If you read the definition in the code book for the 239 codes it states that unless otherwise indicated the term "mass" (meaning all other words like mass including lesion, lump or bump) is not to be regarded as a neoplastic process. Once a preliminary diagnostic study has been performed and the provider renders a diagnosis or say tumor or abnormal growth then you may use a 239 code as a "working diagnosis". You can eith wait for the path or use the symptom as described in the note such as a 709 code.
 
while 238.2 is an acceptable code for these procedures it cannot be assigned without a path report.
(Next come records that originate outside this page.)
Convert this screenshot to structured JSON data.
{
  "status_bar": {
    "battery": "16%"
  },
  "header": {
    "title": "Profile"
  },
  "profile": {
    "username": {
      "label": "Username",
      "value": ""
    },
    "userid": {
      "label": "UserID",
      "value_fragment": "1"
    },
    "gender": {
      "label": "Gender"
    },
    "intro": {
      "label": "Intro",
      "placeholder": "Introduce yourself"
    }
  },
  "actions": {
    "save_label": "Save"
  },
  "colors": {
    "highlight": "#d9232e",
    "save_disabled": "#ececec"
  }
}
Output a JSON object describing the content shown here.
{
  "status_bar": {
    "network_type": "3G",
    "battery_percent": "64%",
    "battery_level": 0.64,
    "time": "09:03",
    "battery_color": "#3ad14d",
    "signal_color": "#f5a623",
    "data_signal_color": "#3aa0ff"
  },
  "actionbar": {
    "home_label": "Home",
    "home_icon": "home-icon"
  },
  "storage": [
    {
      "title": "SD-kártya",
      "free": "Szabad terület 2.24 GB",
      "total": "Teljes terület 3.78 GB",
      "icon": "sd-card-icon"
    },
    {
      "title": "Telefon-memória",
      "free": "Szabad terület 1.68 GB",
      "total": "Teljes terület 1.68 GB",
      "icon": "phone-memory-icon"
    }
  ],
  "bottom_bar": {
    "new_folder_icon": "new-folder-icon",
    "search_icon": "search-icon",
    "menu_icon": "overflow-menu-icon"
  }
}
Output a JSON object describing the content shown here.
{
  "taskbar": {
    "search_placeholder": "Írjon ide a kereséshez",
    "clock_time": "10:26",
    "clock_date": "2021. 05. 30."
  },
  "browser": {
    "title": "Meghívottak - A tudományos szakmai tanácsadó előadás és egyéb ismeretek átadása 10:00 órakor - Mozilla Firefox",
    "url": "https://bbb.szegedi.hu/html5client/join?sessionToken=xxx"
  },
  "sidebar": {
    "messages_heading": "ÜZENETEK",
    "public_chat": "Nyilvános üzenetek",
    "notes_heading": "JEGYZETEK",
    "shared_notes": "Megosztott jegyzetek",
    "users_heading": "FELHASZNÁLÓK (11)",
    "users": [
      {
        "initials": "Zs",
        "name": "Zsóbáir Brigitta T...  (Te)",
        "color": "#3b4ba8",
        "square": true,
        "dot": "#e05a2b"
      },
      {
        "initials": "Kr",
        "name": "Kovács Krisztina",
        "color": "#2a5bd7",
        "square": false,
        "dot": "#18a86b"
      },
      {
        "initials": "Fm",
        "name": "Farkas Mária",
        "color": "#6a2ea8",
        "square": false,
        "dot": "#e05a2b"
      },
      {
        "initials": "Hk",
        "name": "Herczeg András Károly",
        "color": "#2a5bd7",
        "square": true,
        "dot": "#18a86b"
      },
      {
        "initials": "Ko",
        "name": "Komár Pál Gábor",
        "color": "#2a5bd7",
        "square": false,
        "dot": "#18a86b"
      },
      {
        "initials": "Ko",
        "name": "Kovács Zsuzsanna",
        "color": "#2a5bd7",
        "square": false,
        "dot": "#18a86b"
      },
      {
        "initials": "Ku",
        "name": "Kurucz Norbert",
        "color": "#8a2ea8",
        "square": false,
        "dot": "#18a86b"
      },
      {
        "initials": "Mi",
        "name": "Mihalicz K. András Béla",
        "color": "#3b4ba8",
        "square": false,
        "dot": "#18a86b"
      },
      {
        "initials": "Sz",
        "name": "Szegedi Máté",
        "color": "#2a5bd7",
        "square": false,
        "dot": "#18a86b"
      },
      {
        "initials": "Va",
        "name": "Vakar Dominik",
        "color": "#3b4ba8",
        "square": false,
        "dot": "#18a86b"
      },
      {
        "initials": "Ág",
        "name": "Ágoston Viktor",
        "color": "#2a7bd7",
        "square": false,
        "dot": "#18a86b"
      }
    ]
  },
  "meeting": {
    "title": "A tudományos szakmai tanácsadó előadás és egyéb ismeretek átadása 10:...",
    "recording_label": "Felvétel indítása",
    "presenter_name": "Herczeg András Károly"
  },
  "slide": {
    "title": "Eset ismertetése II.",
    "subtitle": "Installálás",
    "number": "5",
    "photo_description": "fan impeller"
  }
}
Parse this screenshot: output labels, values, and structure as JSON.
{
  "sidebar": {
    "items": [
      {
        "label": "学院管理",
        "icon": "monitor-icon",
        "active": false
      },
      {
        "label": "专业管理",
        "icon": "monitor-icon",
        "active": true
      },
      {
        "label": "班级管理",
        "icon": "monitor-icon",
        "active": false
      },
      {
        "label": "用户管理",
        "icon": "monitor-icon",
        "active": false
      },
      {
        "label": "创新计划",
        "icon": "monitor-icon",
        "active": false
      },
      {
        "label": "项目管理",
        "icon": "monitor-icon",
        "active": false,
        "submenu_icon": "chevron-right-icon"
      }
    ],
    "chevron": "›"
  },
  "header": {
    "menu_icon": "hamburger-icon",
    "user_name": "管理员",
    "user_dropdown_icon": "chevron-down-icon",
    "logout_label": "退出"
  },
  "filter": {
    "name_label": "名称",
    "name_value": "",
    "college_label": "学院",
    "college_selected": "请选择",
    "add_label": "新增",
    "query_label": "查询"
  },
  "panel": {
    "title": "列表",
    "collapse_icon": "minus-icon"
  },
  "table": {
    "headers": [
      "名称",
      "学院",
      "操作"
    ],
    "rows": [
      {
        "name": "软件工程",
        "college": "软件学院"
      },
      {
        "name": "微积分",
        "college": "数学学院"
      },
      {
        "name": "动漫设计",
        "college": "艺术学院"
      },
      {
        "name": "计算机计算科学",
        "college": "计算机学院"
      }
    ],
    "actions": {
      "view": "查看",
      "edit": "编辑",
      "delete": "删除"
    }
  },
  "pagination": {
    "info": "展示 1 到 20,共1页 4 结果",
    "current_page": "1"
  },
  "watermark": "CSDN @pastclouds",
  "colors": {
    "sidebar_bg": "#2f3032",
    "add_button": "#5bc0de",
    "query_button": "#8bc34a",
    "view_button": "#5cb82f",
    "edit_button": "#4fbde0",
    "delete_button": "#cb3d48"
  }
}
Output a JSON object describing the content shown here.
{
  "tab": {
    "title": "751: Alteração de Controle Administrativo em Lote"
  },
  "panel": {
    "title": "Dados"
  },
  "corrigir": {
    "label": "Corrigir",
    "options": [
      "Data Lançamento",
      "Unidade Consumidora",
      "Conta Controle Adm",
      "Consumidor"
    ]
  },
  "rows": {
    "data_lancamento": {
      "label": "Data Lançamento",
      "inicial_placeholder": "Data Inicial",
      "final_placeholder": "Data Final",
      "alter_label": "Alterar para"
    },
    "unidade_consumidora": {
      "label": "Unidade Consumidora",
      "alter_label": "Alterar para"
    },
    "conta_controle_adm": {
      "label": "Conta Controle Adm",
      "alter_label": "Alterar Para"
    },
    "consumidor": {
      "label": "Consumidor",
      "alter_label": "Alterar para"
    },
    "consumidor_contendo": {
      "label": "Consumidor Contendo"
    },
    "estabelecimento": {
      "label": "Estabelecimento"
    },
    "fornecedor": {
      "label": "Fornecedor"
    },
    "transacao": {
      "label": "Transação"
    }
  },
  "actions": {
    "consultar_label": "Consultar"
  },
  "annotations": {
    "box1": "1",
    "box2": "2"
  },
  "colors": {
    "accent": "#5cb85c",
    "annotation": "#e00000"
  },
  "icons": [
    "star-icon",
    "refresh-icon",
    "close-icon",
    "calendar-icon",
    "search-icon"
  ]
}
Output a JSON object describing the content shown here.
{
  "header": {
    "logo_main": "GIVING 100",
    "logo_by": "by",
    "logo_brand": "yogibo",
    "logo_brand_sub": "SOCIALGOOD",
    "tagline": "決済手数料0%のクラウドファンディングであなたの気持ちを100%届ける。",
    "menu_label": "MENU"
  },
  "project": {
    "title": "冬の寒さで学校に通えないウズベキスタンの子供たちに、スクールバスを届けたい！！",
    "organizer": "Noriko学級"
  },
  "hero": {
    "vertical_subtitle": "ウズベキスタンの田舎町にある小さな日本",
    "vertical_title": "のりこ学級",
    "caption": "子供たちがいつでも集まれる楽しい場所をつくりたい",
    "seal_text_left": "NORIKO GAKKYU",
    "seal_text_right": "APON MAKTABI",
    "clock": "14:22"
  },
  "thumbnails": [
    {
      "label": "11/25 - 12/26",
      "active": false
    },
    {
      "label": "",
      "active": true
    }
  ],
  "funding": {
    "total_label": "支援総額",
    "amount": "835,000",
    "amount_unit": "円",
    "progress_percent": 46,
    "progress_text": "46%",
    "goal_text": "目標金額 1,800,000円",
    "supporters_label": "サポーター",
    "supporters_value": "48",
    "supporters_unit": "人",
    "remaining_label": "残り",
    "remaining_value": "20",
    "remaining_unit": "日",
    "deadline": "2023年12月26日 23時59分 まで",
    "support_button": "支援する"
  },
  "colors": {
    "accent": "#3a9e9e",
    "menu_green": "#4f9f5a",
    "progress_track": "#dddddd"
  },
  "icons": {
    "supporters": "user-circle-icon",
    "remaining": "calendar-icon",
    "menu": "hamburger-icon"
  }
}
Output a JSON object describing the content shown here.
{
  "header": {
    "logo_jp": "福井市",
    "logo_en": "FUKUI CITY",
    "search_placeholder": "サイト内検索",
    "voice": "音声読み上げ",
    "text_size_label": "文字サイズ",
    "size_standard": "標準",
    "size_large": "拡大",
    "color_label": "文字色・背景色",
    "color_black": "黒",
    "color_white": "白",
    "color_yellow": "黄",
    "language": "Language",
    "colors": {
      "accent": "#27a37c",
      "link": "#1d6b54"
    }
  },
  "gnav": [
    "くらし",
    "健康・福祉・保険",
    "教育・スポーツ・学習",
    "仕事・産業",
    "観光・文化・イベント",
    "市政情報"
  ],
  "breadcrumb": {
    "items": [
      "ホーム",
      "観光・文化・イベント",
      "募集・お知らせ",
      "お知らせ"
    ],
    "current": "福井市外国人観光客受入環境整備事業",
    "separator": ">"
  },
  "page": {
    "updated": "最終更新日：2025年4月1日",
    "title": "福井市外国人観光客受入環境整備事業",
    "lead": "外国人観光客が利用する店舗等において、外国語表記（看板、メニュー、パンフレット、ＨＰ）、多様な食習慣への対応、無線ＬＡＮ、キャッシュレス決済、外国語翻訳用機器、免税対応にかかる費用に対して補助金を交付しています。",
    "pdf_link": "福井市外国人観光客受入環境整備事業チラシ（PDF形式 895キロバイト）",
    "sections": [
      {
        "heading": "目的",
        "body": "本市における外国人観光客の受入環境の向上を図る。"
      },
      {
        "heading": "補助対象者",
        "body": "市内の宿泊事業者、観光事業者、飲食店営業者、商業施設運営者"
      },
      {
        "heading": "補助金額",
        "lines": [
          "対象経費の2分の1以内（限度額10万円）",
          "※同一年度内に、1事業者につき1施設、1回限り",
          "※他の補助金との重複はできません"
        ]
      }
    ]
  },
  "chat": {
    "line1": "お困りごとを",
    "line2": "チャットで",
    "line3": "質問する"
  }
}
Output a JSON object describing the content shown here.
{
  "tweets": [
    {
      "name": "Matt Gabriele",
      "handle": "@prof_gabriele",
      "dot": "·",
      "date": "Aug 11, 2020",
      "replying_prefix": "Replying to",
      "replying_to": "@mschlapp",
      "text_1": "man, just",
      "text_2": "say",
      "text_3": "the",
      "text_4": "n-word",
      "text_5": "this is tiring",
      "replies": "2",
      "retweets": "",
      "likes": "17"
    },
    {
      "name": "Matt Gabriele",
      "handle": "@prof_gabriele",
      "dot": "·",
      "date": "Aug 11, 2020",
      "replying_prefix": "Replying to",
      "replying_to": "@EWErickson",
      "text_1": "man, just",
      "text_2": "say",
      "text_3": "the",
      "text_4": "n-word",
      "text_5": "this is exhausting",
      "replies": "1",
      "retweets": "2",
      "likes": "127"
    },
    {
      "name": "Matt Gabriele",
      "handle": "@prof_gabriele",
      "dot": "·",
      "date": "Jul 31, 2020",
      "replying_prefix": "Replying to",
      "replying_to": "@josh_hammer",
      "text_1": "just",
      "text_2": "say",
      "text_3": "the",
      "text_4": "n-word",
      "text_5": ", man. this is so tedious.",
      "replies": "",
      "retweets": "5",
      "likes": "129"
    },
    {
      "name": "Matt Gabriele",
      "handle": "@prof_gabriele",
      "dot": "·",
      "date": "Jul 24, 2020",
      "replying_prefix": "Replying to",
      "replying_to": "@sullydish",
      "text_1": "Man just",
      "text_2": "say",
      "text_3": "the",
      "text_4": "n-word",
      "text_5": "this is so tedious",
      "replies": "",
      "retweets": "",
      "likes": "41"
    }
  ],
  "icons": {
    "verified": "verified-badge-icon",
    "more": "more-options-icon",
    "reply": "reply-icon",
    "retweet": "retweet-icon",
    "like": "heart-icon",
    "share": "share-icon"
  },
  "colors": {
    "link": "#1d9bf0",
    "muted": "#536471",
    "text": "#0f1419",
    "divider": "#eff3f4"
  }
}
Please check the definition of the codes in the code book for those that disagree.
 
Thank you

I was thinking the same thing about the modifier, even though, like was mentioned, you would think the fact that these are on 2 seperate sites ( 2 different codes) the modifier wouldn't be needed.

BTW, I do have the pathology report. ;)

Thank you everyone for your input!!!
 
Using 238.2 without path

RE: "If you do not have a path report you cannot use the 238.2 dx code. That code is for a confirmed path result of a neoplasm that is neither benign or malignant."

Per the AAD (personal communication I had with their coding expert): "there are groups that say you need to wait for path [but] this code [238.2] has been reported for years [without waiting for path] and it works."
 
RE: "If you do not have a path report you cannot use the 238.2 dx code. That code is for a confirmed path result of a neoplasm that is neither benign or malignant."

Per the AAD (personal communication I had with their coding expert): "there are groups that say you need to wait for path [but] this code [238.2] has been reported for years [without waiting for path] and it works."

Yes it works as the payer does not know you do not have the path. The definition of the code is in the code book and you cannot change the definition. These are patient diagnosis per the WHO which is the entity that created the codes and owns the copyright. The ICD-9 book states that these identify by site certain well defined histomorphopathologic neoplasms. That is a word that means after examination under a microscope.
Diagnosis codes belong to the patient not just as a means to a paid claim. When you assign this code you are giving the impression of a high risk dx.
Just because it has been done and it gets paid cannot be used as an excuse that it is correctly coded.
So once again let me state it is absolutely incorrect to assign a dx of 238.2 without the benefit of pathology.